"We have hundreds of leases up for renewals over the next few years," said CFO Joseph Lombardi. "We generally have high-quality real estate in terms of our centers and co-tenancies. This real estate flexibility, coupled with the strength of our balance sheet overall, will enable us to manage our business as efficiently as possible."

As the pool of big boxes continues to decline, the company is using its increased leverage with landlords to negotiate favorable terms. The company has renegotiated 77 leases so far this year, and "at almost each and every one, we're paying less in the out years," said COO Mitchell Klipper. "The leases coming up are clearly an opportunity for the company. We'll see how big it gets."
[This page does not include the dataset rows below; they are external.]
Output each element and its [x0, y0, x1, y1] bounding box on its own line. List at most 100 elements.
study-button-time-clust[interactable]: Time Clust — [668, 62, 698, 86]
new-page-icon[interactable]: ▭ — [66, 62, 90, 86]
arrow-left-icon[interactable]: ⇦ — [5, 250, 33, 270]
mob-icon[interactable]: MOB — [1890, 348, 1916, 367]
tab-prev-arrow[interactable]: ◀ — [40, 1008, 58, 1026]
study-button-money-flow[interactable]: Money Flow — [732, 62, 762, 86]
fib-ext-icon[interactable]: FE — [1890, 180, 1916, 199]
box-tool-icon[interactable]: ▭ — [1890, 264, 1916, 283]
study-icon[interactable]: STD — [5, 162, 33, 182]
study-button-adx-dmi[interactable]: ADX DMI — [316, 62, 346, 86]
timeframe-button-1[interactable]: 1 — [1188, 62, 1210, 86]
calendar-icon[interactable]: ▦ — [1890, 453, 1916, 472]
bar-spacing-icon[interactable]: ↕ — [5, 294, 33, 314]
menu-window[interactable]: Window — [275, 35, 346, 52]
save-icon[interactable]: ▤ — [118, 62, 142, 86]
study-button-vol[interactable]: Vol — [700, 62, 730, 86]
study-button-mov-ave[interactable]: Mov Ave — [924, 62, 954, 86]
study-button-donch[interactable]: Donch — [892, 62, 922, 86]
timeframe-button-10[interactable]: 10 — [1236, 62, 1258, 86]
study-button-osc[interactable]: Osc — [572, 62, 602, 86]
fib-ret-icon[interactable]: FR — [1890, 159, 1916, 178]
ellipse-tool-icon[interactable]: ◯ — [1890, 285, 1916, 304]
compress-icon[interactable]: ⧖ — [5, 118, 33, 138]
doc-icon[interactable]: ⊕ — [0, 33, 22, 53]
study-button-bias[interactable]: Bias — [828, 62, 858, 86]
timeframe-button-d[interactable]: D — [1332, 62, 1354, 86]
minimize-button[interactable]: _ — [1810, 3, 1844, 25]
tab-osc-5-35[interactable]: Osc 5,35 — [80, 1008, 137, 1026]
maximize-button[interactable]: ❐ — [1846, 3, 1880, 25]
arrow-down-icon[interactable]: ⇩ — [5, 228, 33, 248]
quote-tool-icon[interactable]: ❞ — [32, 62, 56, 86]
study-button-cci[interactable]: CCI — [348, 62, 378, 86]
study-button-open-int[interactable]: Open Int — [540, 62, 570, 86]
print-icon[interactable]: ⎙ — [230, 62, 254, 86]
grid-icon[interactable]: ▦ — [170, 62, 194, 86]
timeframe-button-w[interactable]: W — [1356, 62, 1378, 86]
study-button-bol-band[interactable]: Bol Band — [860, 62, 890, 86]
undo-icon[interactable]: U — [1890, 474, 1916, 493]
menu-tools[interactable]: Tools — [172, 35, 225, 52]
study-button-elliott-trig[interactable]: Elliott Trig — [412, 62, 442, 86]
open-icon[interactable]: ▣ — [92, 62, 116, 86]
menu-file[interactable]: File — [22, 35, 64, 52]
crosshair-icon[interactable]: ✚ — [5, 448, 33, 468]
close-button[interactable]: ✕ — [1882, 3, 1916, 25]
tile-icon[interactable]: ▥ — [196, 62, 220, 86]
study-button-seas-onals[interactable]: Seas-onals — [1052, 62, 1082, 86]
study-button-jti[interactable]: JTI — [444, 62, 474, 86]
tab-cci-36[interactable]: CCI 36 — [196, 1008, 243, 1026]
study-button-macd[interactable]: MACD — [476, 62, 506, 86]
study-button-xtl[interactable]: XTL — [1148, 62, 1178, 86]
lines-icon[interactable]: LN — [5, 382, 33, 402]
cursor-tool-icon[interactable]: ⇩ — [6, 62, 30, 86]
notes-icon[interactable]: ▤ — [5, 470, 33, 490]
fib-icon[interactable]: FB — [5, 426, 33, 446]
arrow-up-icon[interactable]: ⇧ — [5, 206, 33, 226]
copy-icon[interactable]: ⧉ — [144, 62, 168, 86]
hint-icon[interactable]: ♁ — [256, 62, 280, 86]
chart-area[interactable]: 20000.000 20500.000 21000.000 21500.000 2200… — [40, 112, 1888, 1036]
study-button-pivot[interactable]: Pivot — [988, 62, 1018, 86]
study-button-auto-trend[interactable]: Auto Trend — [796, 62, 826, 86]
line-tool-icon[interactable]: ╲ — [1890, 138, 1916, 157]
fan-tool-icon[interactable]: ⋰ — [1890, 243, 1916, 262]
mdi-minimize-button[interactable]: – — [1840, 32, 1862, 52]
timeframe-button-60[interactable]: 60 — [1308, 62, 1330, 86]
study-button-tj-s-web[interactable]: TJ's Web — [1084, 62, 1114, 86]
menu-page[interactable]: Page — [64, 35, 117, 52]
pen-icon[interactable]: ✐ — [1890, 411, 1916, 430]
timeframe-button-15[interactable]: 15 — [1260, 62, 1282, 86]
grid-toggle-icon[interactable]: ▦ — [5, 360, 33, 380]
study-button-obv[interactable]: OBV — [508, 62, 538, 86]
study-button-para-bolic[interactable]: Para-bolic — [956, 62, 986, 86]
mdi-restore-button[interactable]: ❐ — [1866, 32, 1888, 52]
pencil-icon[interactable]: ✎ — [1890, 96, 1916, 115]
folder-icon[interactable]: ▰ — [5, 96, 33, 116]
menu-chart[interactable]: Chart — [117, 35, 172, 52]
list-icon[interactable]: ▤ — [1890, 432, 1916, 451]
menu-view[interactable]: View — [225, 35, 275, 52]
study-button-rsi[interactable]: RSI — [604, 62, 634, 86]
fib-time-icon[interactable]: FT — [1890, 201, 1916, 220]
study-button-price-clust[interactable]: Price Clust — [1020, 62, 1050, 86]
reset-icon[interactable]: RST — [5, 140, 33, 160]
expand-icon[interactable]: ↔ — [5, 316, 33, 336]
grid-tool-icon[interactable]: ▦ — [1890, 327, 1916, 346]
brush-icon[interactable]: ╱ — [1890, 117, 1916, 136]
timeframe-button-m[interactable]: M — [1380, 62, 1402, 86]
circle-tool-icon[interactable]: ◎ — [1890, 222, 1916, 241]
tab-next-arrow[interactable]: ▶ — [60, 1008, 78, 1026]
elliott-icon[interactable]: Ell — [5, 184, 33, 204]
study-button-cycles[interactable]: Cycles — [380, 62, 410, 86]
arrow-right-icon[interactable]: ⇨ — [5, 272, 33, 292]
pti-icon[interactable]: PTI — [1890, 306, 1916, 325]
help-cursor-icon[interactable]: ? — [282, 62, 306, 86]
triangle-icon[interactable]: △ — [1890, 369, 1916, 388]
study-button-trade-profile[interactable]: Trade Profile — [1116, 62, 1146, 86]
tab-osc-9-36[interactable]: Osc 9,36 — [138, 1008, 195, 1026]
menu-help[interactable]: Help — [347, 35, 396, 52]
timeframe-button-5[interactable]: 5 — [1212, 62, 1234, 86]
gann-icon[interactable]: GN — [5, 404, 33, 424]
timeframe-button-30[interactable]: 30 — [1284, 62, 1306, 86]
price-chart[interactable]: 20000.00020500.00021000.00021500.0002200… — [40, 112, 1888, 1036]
Sales for the third quarter were $1.1 billion, a 4.4% decrease from the prior year. Comparable store sales decreased 7.4% for the quarter. Barnes & Noble.com sales were $109 million for the quarter, a 2% comparable sales increase compared to last year. The third quarter net loss was $18.4 million, which included a non-cash after-tax impairment charge of $7 million.

Steve Riggio, CEO, attributed at least some of the sales decline to the lack of media coverage of new books, as it focused on the presidential election and economic crisis. With the election complete, "[attention] is starting to come," Riggio said. ""We hope things get back to where they were before."

Still, given the sharp economic downturn and slowing traffic, the company expects fourth-quarter comparable-store sales at Barnes & Noble stores to decline 6% to 9%. As of Nov. 1, the company operated 728 Barnes & Noble stores and 71 B. Dalton stores.